Cite as: https://hdl.handle.net/11858/00-001M-0000-0018-D0ED-F
Abstract
All of the work presented in this thesis grew out of collaborations with other researchers. For each chapter, I brie y summarize my contribution and acknowledge the contributions of others. Chapter 2 represents a conceptual framework for modeling read counts using various distributions. These ideas grew out of conversations with Ho-Ryun Chung at the Max Planck Institute for Molecular Genetics (MPIMG) in Berlin and Simon Anders at the European Molecular Biology Laboratories (EMBL) in Heidelberg. Chapter 3 was published in Statistical Applications in Genetics and Molecular Biology [1]. The idea for detecting copy number variants in exome-enriched sequencing data was proposed by Stefan Haas and with Alena van Bommel various methods were tested and evaluated. My contribution was developing the hidden Markov model, implementing the software and testing the performance. I wish to acknowledge the X-linked intellectual disabilities project team at MPIMG including H.-Hilger Ropers, Vera Kalscheuer, Ruping Sun, Anne-Katrin Emde, Wei Chen, Hao Hu and Tomasz Zemojtel, who provided helpful discussions. Chapter 4 resulted from a 5 month visit to the group of Wolfgang Huber at EMBL in Heidelberg. Simon Anders proposed the idea of incorporating priors for dispersion and log fold change into the DESeq framework.

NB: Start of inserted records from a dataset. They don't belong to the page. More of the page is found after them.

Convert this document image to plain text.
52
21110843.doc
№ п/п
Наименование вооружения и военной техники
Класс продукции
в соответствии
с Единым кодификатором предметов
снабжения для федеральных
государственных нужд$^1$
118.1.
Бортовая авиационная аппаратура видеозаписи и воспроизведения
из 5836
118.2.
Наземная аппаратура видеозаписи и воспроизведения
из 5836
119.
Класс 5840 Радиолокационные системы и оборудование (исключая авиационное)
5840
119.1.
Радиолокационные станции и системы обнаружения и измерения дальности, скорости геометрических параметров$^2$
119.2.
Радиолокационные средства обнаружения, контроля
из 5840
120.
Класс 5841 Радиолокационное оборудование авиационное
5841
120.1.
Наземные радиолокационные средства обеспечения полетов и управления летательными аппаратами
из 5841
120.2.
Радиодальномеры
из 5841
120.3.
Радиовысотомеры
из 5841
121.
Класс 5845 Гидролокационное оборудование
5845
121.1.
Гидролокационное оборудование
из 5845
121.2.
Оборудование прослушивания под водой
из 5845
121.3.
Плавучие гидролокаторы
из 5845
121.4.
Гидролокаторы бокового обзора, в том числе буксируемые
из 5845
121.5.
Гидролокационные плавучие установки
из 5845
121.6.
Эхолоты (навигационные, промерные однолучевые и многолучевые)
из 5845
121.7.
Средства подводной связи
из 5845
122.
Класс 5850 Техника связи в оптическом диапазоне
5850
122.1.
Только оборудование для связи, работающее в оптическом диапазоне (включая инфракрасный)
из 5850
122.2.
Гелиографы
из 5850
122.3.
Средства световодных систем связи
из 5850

My contribution was to implement these new statistical methods as a new package DESeq2, with closer integration with core Bioconductor packages. I would like to acknowledge all the members of the Huber group for helpful discussions. Chapter 5 resulted from a collaboration with the Transcriptional Regulation Group of Sebastiaan Meijsing at the MPIMG. I would like to thank Stephan Starick who initially proposed to investigate the interaction between glucocorticoid receptor and the chromatin landscape. My contribution was the statistical analysis presented in the chapter. Sebastiaan Meijsing provided valuable feedback during the evolution of the project. I wish to acknowledge the contributions of Morgane Thomas-Chollier, Katja Borzym, Sam Cooper and Ho-Ryun Chung.